Fixed Rate vs. Variable Rate Mortgages
Fixed rate mortgages have a constant interest rate for the duration of the term. This is a benefit for budgeting purposes as you will know exactly what your mortgage payment will be for the term of the mortgage. Mortgage terms can be from as short as 6 months to occasionally as long as 25 years. Therefore, it could be possible to have a mortgage where your payment never changes until it is totally paid off. Variable rate mortgages change with market rates (usually with the prime lending rate). Many variable rate mortgages allow the borrower to convert to a fixed rate mortgage. Therefore, if you believe interest rates will be increasing, you can lock in to a fixed rate mortgage at today's rates. Variable rate mortgages offer a borrower the ability to take advantage of a falling interest rate environment, while still having the comfort of knowing they can lock-in to a fixed rate mortgage should rates be on the rise. Care must be exercised when choosing a variable rate mortgage to ensure that you are comfortable handling fluctuations in market rates.
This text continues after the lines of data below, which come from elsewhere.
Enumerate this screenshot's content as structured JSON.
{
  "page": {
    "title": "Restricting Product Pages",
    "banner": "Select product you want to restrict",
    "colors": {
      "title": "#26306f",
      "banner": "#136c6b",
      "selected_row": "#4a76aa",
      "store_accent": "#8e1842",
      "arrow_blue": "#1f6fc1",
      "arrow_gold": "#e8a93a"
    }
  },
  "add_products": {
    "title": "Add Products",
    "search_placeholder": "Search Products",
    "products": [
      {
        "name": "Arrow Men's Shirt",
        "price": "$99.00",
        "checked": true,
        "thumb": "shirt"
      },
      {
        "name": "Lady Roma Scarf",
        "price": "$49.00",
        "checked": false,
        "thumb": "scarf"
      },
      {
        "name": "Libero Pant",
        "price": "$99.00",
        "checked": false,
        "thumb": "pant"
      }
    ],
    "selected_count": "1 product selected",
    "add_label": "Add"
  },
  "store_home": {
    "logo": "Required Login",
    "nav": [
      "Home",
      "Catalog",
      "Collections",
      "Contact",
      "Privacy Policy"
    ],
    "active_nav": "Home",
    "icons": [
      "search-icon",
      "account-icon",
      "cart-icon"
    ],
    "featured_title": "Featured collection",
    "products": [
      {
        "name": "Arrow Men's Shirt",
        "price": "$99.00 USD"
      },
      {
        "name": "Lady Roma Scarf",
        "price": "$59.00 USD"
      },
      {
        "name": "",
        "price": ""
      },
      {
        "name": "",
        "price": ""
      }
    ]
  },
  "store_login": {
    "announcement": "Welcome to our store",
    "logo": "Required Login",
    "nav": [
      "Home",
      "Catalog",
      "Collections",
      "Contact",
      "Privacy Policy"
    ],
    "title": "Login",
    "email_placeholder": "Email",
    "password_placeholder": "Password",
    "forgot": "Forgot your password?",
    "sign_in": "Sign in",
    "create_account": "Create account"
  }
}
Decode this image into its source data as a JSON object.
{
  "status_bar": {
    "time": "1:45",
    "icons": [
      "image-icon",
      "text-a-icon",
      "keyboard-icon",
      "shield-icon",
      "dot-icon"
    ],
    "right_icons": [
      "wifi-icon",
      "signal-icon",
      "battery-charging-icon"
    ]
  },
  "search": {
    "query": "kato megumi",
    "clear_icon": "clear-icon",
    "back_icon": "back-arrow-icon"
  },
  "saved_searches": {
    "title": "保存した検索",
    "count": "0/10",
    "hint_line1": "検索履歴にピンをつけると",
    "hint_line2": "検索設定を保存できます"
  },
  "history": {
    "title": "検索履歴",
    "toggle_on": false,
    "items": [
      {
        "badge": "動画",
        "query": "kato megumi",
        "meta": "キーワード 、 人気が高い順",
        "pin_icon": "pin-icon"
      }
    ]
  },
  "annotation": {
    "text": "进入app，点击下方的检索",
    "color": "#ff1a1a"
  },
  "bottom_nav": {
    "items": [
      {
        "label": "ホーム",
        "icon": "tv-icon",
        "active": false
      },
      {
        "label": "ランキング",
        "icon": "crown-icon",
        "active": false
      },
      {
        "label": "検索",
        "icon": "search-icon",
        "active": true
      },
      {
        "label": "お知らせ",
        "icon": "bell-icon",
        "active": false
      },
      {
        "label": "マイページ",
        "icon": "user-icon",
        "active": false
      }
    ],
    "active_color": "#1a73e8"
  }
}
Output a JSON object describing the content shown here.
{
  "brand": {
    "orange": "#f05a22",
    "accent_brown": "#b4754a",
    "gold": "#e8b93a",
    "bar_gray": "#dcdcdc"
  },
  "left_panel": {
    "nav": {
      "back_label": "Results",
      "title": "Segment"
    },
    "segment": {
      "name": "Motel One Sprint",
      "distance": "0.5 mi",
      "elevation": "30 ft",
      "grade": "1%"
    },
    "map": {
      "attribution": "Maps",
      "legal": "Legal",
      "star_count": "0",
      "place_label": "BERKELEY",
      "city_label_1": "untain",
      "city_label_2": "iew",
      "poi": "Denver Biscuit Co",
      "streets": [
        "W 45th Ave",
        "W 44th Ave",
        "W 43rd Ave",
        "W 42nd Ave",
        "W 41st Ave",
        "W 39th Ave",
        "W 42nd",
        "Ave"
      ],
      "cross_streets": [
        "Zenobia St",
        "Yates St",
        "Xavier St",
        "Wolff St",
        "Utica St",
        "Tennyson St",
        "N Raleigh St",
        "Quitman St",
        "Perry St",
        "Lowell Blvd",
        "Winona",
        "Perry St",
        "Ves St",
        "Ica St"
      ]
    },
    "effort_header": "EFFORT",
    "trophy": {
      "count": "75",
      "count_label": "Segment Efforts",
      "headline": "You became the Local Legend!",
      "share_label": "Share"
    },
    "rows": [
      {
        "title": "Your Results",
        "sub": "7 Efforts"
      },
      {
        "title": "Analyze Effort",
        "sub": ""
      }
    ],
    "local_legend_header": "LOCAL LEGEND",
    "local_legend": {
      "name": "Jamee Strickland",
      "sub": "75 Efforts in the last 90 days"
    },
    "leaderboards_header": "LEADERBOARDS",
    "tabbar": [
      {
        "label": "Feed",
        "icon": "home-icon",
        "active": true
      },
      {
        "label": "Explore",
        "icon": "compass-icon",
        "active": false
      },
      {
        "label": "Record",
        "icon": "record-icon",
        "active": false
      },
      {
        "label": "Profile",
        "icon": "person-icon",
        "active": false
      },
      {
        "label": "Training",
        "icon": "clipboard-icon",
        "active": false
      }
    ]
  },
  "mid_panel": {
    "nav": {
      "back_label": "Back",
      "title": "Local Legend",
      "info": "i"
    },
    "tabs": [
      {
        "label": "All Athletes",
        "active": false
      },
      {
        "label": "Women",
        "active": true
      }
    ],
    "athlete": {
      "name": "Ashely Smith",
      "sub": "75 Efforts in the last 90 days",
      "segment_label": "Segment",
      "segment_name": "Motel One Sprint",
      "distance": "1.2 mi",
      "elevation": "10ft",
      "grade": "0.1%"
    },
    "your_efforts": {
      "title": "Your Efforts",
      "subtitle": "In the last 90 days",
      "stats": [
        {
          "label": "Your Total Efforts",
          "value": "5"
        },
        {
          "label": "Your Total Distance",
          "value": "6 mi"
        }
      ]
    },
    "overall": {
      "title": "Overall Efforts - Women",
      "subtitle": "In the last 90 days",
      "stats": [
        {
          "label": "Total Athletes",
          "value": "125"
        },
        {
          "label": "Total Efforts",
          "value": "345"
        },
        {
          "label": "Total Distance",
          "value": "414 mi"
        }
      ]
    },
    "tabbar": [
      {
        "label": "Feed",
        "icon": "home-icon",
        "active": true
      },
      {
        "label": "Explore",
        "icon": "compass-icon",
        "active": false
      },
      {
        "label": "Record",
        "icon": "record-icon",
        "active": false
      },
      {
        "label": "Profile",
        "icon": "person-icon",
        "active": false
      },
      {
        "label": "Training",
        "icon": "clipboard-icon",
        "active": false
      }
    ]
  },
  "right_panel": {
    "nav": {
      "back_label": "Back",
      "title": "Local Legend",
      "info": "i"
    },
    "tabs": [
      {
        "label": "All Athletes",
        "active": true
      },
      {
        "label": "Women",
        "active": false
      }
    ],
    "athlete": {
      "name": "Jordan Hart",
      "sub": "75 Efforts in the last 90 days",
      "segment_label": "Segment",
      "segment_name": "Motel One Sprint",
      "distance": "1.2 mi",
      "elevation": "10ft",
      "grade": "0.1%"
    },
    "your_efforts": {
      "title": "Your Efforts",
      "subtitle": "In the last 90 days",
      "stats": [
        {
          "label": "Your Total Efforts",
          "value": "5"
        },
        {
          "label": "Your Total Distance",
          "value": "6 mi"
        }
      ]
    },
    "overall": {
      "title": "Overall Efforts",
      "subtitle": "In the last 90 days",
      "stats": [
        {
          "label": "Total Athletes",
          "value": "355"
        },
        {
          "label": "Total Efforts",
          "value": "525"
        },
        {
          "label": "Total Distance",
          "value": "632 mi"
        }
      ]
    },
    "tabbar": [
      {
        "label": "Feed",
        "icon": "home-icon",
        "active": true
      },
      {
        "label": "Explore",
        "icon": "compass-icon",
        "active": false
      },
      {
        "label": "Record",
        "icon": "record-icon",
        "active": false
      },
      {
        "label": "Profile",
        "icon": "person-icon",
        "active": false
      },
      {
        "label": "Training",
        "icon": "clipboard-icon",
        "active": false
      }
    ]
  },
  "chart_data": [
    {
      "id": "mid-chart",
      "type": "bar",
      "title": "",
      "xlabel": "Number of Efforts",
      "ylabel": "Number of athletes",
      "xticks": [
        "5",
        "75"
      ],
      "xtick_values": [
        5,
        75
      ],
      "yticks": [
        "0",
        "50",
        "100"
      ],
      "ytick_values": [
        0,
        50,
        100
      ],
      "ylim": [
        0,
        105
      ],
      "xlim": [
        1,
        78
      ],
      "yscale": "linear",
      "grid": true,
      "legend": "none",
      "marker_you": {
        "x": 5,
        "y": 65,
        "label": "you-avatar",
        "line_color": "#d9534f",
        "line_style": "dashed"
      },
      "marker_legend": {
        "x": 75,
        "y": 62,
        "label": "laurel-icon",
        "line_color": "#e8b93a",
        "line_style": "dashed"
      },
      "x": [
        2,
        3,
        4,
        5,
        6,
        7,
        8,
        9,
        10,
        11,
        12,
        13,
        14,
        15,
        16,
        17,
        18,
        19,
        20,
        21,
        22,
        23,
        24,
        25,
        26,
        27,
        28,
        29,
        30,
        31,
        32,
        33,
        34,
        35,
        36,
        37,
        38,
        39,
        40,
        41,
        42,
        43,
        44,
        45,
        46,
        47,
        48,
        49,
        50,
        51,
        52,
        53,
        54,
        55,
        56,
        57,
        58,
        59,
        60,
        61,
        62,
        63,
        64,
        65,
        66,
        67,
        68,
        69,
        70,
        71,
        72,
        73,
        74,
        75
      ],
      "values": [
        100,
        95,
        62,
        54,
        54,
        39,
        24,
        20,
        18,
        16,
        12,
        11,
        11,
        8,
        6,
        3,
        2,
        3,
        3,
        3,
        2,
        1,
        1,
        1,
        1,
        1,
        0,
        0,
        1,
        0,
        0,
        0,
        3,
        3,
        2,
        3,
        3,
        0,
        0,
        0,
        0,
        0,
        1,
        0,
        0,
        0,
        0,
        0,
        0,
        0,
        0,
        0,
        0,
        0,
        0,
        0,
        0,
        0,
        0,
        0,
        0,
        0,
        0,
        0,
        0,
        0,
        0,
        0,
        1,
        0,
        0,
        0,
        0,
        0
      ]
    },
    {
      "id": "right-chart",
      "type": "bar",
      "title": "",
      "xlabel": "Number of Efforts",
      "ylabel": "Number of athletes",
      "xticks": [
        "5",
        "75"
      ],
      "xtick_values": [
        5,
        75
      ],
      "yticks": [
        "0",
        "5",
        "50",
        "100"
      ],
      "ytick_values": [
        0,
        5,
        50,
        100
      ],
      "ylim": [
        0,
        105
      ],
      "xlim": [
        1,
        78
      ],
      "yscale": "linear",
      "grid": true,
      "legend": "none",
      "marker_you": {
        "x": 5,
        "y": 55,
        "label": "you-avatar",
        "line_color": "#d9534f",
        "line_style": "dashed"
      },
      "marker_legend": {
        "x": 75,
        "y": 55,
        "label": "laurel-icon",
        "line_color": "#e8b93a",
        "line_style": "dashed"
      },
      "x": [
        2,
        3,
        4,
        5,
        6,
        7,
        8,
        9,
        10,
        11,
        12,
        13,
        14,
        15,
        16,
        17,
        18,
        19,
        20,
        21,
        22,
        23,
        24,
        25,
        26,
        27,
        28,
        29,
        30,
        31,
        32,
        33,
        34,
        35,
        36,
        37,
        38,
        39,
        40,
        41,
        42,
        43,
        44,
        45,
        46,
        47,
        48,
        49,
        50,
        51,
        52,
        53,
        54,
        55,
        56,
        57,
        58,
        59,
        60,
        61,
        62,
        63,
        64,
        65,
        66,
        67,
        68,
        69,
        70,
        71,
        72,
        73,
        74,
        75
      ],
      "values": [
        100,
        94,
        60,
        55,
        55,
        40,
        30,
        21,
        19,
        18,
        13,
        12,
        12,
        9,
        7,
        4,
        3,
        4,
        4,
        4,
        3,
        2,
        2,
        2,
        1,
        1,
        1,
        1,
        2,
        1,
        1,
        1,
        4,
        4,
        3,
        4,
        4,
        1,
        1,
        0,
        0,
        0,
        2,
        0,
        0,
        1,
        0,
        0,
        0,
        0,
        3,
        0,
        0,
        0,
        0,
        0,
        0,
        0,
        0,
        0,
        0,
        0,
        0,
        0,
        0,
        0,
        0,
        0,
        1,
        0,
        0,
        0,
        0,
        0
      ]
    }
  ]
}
Short-term vs. Long-Term Mortgages
For this decision, we all wish for a magical crystal ball. Short-term mortgages can be beneficial if you believe interest rates will decrease in the near future and you wish to take advantage of the lower rates. However, you could find yourself in a situation where rates have increased and you are now stuck with a higher rate. Long-term rates are beneficial if you believe rates will increase and you want to protect yourself from higher rates and lock-in at today's lower rate. Long-term mortgages also let you budget easier as you will know what your mortgage obligations will be for a longer period of time.
Portable and Assumable Mortgages
These two features could become important if you decide to sell your home. A portable mortgage allows you to take your mortgage with you when you sell your current home and buy another one. An assumable mortgage allows the buyer of your house to assume your mortgage, subject that they meet the lender's qualification criteria. This could be a great selling feature if your mortgage bears an interest rate that is below market rates at the time of your sale. Every lender has different features available. It is best to inquire with your mortgage consultant to see what features are available from various lenders.